Thursday, April 15, 2010

Twisting Time Again

Friday Comic Book Day.

Oh, wait. It's Thursday today. Well, I will have to do that tomorrow.

I have never been a big fan of western comics. Even those from Timely/Atlas, my favorite comics company of the fifties, were never interesting enough for me to buy, cheap as they may be compared to the horror books. But lately more and more runs of Timely/Atlas western books have been turning up in the internet and it is from one of those those that I have culled another set of 'fillers'. As all comics in the fifties Timely/Atlas' western books had several short stories in each issue. Toward the end of the fifties more and more books were based around a central character rather than a theme or a subject. But even then, the Timely/Atlas books always had three or four stories with that particular character and one 'filler' story in the same genre. That was true of their character based war comics and of the western books. Some of those filler stories were written by the same writer as the rest of the book, some were rushed off by Stan Lee, who was the editor of the entire line, but always liked to earn a few extra dollars by writing as well. And who was going to say no to him, huh? As I have said, Stan Lee always signed the stories he wrote and almost never wrote any that he didn't sign. But there are a few exceptions, most of which are from 1954 and 1955, when it seems he was still deciding if he should sign them or not. Reading these filler stories is a pleasure fr two reasons, then. For one, Stan Lee used every available artist for them so they represent a very interesting samplng of the artist working in this field in the late fifties. There are even a couple of question marks, such as the artist of the second story here. There are traces of John Tartaglione, Howard Post and Bill Benulis, but not enough to attribute it to any of them. As for the writing, the signed ones are a good base-line for indentifying the story quirks of Stan Lee, which then can be used on the unsigned ones to see if Lee himself could have been involved. The story twist of the first story is one Lee used a lot, the end revealing the hidden identity of one of the characters. But the job number doesn't tie it in with any other story Lee could have written, so this one attribution would be purely speculative.

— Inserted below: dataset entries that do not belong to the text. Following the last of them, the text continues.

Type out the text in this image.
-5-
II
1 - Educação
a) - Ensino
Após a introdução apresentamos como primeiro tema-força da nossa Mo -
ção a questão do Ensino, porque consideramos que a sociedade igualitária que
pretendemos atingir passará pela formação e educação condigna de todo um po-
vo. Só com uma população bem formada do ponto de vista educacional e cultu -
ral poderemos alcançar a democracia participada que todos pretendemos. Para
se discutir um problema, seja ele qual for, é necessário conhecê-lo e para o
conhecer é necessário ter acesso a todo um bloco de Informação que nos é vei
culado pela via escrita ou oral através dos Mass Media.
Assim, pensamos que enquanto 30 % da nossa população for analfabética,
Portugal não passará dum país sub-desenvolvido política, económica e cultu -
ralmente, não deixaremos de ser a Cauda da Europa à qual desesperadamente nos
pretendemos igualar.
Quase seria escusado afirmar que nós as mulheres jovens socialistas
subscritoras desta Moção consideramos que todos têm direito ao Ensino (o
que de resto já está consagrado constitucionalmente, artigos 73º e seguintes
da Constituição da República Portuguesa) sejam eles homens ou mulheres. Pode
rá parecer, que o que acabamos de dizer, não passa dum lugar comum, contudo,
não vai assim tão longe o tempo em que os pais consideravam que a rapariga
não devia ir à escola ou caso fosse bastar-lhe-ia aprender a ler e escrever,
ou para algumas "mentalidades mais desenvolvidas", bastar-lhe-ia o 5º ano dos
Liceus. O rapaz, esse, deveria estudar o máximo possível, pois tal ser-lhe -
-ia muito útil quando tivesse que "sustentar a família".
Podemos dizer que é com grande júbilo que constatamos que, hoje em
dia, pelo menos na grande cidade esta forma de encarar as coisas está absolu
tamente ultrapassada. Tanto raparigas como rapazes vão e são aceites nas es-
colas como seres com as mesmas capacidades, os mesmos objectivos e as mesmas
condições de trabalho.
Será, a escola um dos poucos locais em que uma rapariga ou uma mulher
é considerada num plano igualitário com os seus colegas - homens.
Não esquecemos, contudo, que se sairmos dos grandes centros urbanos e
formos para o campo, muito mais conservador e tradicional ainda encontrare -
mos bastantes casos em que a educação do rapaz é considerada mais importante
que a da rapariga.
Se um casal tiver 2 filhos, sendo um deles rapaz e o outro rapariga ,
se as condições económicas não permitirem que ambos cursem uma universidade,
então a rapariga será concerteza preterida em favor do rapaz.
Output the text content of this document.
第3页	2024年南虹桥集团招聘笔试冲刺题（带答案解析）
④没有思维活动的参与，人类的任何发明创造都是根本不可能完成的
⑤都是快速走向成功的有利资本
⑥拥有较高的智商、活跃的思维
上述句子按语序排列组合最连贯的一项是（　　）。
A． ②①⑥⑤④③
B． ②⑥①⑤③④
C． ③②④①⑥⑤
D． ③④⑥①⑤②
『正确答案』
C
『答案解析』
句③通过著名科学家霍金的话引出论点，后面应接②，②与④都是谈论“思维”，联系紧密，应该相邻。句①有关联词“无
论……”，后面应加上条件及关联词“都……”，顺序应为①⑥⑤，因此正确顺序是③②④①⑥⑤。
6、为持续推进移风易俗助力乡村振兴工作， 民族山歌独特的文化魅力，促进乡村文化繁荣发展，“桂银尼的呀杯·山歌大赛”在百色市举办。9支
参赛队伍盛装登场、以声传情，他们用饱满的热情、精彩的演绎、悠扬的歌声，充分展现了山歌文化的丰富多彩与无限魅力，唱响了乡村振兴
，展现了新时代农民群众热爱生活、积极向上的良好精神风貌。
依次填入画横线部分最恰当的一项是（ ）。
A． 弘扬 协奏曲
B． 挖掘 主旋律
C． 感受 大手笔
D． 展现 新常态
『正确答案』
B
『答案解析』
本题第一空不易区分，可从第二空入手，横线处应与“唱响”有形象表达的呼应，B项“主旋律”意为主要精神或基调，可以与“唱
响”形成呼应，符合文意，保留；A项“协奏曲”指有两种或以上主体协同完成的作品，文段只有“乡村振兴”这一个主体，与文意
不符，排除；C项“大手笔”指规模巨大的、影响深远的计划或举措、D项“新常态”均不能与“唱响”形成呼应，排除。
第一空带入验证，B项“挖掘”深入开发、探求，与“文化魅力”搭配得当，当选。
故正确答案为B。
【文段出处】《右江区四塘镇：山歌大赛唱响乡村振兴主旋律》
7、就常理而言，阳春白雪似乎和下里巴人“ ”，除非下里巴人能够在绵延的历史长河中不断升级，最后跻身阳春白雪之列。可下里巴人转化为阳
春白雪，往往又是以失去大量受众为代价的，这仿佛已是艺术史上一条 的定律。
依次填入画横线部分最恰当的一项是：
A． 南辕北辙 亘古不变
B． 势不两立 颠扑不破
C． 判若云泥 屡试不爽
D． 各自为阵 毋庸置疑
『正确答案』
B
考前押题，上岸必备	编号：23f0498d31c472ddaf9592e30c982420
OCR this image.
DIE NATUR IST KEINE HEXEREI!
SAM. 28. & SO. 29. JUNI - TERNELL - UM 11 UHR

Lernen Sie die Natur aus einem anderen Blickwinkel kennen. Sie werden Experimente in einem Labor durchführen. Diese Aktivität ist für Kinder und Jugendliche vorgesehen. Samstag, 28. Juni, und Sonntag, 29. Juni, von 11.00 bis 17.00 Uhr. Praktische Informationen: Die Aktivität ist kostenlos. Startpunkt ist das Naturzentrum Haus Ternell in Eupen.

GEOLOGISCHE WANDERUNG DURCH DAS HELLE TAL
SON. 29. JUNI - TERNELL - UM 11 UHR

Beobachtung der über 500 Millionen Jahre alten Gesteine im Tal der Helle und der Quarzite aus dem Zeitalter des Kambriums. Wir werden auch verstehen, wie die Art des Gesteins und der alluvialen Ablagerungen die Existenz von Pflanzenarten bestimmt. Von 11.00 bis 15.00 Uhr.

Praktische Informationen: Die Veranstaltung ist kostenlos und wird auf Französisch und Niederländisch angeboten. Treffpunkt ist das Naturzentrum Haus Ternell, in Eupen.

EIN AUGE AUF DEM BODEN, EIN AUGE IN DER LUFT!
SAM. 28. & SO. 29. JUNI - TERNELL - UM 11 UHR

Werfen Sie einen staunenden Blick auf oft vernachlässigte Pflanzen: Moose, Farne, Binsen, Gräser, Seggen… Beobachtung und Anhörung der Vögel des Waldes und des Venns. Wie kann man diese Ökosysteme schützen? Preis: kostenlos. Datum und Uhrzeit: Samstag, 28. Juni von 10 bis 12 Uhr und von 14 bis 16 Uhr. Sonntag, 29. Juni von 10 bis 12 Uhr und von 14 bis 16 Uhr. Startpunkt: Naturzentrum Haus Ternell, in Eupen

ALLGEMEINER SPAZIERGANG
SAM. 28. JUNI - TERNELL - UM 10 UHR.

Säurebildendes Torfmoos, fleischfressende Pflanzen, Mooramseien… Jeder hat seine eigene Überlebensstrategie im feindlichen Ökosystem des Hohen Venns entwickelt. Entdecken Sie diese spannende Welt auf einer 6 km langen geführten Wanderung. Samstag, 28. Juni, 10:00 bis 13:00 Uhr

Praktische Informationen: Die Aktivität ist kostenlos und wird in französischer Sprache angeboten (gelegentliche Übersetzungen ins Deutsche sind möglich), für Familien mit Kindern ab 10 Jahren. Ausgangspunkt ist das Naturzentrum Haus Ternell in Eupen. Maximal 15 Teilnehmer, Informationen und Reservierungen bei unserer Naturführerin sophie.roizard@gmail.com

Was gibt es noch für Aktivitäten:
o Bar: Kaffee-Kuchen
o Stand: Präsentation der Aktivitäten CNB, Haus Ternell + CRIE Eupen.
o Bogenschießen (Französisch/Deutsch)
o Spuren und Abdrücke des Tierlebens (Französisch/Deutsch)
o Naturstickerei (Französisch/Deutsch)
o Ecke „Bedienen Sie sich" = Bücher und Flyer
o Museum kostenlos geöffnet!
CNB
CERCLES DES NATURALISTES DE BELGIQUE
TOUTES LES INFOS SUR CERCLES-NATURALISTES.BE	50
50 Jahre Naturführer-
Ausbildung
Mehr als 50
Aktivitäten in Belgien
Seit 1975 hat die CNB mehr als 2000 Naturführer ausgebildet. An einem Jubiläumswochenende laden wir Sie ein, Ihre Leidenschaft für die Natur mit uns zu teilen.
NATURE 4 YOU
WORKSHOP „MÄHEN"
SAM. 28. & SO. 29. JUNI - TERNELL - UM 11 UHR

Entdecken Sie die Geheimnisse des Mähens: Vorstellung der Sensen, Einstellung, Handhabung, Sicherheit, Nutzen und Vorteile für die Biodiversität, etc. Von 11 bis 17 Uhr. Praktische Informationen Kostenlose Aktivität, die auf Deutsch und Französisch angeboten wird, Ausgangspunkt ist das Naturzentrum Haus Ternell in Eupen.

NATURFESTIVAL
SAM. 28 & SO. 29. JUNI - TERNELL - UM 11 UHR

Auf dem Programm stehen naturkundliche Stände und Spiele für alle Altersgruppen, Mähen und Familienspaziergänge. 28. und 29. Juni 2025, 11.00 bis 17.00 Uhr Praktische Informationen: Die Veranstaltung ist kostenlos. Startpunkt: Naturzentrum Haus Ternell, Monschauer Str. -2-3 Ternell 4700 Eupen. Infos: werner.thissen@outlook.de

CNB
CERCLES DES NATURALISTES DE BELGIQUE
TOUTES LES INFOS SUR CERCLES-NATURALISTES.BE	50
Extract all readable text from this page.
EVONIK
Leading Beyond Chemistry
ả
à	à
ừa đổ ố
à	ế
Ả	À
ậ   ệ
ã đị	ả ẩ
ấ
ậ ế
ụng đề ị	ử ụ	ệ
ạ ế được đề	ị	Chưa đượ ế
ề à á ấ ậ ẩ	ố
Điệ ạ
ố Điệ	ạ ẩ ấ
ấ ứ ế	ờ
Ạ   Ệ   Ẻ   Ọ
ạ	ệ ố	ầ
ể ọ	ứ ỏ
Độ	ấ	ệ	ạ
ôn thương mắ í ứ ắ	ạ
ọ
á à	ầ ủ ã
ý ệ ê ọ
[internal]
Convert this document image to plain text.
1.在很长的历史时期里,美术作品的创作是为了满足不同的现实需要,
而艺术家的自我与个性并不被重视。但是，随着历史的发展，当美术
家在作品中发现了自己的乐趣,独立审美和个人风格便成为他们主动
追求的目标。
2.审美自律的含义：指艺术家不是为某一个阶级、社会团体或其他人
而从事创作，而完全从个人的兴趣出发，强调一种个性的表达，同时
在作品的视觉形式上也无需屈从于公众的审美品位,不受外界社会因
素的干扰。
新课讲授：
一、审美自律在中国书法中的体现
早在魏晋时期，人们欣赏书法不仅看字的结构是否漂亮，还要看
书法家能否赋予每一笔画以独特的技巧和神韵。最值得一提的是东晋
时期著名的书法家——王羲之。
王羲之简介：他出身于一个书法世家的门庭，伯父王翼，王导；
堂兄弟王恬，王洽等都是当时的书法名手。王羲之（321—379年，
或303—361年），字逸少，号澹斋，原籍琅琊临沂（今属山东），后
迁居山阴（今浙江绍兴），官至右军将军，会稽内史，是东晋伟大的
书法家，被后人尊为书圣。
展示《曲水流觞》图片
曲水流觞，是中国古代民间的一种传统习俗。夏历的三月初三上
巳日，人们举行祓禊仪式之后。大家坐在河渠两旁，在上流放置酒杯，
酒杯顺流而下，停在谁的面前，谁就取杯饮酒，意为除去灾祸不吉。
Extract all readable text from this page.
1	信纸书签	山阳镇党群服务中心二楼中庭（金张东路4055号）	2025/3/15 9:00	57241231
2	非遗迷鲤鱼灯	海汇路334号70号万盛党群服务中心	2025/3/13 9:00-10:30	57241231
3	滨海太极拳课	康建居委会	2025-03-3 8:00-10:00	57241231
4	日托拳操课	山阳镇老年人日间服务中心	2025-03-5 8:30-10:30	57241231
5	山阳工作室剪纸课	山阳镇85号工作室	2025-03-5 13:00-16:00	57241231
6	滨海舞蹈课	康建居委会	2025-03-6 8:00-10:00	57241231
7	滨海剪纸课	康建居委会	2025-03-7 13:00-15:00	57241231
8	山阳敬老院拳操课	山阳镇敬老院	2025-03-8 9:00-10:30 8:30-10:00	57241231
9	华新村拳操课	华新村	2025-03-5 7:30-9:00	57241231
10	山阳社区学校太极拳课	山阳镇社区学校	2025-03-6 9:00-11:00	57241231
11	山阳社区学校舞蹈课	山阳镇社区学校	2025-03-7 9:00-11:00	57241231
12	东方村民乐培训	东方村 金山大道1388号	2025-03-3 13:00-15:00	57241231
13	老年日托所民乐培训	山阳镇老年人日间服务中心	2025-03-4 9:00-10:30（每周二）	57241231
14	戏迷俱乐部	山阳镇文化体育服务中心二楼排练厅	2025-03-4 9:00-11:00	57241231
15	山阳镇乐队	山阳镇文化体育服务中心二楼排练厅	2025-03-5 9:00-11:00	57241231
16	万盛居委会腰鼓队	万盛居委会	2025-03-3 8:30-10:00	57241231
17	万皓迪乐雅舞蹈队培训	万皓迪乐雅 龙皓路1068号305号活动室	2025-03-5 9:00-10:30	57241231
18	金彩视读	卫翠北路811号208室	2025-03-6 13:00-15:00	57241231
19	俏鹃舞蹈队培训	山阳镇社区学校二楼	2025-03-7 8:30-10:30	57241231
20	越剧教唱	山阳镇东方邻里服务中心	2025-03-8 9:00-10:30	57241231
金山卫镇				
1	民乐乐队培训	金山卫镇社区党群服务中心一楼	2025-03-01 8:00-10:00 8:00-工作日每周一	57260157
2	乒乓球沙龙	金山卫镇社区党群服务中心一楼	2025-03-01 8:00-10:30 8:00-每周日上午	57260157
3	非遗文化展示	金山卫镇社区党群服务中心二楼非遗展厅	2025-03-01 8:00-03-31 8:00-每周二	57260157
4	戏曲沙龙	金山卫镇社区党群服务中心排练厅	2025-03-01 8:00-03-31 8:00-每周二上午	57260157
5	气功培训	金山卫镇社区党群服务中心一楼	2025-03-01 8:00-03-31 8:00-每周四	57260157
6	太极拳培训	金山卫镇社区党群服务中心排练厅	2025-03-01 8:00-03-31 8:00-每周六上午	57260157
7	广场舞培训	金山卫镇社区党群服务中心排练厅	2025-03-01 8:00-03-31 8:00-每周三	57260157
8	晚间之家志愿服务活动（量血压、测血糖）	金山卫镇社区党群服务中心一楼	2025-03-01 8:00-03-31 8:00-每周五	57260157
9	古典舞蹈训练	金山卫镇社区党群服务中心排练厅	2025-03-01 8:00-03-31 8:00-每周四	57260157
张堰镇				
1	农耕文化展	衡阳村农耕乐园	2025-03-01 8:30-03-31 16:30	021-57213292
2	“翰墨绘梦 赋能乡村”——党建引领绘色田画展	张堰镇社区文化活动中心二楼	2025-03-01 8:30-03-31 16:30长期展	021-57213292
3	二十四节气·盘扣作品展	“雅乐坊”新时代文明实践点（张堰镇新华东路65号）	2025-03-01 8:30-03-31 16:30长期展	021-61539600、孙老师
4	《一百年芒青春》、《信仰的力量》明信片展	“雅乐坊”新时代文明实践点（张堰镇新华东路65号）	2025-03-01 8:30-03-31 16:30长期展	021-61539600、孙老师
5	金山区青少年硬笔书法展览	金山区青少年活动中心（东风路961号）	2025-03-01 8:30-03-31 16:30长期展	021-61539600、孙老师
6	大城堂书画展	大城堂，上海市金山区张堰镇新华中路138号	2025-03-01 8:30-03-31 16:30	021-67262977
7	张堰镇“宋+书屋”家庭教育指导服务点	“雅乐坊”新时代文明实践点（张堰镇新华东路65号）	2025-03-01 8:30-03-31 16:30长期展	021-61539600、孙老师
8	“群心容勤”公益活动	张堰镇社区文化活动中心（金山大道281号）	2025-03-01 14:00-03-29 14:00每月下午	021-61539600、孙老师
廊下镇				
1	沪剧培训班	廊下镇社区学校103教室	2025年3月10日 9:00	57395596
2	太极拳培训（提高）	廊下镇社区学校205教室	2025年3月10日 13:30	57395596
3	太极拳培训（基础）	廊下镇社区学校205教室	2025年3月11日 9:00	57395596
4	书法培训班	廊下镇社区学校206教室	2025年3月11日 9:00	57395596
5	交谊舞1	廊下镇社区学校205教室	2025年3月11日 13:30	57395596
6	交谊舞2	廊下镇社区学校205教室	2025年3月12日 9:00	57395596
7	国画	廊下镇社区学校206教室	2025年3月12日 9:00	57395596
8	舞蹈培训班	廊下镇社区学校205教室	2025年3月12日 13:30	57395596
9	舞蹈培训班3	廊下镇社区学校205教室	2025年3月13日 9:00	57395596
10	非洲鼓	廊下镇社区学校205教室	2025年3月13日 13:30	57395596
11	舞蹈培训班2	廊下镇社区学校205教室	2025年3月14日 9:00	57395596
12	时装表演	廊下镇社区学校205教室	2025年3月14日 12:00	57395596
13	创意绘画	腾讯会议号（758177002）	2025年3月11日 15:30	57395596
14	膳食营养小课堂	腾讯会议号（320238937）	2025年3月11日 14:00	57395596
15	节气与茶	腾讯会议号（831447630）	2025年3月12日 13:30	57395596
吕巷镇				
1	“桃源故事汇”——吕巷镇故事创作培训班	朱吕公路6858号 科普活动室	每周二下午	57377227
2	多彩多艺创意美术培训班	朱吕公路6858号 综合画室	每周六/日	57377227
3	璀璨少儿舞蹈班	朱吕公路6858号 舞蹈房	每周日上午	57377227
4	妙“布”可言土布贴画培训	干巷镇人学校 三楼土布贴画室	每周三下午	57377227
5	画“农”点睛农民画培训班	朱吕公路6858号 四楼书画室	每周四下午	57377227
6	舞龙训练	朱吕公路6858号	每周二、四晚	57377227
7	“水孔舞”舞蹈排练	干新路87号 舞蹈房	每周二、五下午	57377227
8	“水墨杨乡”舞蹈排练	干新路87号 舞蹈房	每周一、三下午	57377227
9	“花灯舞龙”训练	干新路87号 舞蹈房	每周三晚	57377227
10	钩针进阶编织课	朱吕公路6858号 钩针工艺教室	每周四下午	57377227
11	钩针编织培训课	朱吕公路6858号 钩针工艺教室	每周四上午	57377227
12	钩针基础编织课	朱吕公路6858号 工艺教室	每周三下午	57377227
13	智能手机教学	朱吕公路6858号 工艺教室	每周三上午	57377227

Rawhide Kid #1 (with art by Bob Forgione from his Jerry Robinson-influenced period, with who he studied in the early fifties):






Rawhide Kid #3:






Rawhide Kid #9 (wth art by what looks like Ed Winiarksi to me):





Rawhide Kid #10 (with art by what looks like Bernard Baily to me):





Rawhide Kid #14 (with art by the great George Tuska):





Rawhide Kid #15 (with art by what looks like Keller to me, eventhough he always signed):





Rawhide Kid #16 (with art by Angelo Torres):



2 comments:

Daniel [oeconomist.com] said...

It's a pity that he added that narrative at the end of “The Texas Gunhawk”, but Stan Lee certainly isn't known for subtlety.

Ger Apeldoorn said...

It's not the narrative itself that makes the story clunky, it's the fact he wasn't able to dramatize it. Why not have a picture of the guy looking into the distance on his horse as he rides away, maybe not removing a tear from his eye, but something. Maybe have him show a birthmark similar to the one his son has, he has been trying to hide all through the story under his hat. Hey, I can do this thing too. Hollywood, here I come!